RUPTURA COM O GOVERNO LULA
O encontro de Sarandi marcou, de maneira mais formal, o rompimento do MST com o governo Lula. Aliado histórico do PT, o MST chegou a classificar o presidente como um “amigo dos inimigos” do movimento, como os ruralistas. Ninguém do governo federal foi convidado para a festa.
– Não vamos dizer que Lula é nosso inimigo, mas também não é nosso amigo – afirmou, antes da realização do encontro, o líder nacional João Paulo Rodrigues.

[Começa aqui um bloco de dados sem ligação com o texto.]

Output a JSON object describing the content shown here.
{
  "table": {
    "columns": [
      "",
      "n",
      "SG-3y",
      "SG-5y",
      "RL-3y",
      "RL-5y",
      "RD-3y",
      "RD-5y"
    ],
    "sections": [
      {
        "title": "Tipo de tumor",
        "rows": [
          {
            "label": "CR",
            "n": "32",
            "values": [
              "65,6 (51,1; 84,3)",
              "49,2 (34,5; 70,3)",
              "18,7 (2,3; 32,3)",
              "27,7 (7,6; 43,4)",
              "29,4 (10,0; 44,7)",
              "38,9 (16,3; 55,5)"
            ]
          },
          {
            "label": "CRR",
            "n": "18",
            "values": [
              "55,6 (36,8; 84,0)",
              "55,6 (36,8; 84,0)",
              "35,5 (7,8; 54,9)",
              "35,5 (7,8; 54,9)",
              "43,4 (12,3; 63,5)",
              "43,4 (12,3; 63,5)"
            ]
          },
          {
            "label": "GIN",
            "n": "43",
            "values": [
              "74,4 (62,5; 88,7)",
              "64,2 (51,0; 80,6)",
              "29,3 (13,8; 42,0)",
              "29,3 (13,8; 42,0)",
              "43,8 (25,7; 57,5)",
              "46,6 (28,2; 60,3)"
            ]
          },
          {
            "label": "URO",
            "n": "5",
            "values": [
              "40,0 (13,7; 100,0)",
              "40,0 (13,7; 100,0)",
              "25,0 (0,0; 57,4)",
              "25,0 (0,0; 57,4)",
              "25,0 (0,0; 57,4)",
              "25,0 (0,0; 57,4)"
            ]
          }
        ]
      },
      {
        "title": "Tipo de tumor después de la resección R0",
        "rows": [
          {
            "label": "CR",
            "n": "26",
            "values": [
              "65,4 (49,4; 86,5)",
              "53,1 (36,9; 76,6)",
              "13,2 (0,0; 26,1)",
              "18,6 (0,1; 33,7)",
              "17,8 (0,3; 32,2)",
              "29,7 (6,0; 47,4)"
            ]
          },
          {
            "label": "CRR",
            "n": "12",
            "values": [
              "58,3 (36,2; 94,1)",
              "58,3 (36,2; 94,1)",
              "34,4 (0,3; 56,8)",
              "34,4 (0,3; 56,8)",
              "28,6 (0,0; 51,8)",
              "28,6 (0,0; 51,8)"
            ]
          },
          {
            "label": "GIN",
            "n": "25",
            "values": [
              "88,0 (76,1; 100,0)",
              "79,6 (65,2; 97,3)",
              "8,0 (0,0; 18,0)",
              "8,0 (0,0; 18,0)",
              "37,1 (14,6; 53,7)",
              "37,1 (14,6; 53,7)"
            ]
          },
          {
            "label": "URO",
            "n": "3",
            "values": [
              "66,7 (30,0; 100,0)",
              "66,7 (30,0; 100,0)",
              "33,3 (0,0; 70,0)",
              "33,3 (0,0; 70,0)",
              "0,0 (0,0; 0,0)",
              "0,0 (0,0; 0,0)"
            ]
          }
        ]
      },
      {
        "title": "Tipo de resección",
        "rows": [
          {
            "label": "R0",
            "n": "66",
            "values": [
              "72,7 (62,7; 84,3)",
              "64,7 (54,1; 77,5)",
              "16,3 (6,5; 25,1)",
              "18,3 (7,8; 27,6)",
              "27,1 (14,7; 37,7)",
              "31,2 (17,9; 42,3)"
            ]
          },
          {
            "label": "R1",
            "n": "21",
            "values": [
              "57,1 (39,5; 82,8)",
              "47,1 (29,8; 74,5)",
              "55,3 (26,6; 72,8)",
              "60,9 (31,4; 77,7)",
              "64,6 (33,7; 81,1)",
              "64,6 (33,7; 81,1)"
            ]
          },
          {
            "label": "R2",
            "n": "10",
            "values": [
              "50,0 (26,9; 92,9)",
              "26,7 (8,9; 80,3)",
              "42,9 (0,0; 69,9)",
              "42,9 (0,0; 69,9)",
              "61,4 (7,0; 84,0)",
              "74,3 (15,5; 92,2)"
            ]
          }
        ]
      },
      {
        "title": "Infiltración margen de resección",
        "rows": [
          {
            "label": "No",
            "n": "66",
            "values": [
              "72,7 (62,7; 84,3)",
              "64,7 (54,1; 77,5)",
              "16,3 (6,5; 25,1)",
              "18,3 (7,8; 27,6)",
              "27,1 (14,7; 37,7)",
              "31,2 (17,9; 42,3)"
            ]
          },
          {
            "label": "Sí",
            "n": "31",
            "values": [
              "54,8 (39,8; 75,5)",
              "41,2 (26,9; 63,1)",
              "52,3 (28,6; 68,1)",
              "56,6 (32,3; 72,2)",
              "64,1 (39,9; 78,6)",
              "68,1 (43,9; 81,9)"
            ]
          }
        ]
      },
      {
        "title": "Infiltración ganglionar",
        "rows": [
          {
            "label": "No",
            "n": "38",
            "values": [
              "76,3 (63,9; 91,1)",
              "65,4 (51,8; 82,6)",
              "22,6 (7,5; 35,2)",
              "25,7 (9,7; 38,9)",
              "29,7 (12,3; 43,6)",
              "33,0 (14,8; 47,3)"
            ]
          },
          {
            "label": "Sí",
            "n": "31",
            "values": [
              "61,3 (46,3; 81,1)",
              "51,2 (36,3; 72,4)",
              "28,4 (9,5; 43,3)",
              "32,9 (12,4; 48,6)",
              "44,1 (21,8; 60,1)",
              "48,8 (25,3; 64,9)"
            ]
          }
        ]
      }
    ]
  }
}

Essa ruptura não é absoluta, já que o movimento depende de repasses de verba oriundas do governo federal, mas marca uma nova postura pública dos sem-terra.
USO DE TRANSGÊNICOS
Uma das principais e mais recentes bandeiras do MST é o combate ao uso de transgênicos na agricultura. Na visão dos sem-terra, a possibilidade de patentear sementes, como fazem multinacionais a exemplo da Monsanto, é um risco à segurança alimentar do planeta e uma forma de explorar os agricultores. No encontro de Sarandi, porém, os sem-terra admitiram usar sementes de soja geneticamente modificadas no assentamento Nova Sarandi, palco da festa de 25 anos do MST. Marina dos Santos, uma das porta-vozes do movimento, argumentou que isso não ocorre por vontade própria, mas por falta de opção decorrente do atual modelo de desenvolvimento. Na prática, marca uma flexibilização forçada dos sem-terra em relação a esse debate.
CRISE MUNDIAL
Para o movimento dos sem-terra, a crise financeira que aterroriza muitos países desde o ano passado é um fator circunstancial favorável à luta pela terra. Ao impor pesados prejuízos a gigantes da celulose como a Aracruz, interrompe a rápida expansão territorial que transforma milhares de hectares em área de plantio de pinus e eucaliptos. Devido à crise mundial e à falta de recursos para novos investimentos, sobrariam mais terrenos para aquisição por parte do governo federal a fim de receber assentamentos de sem-terra.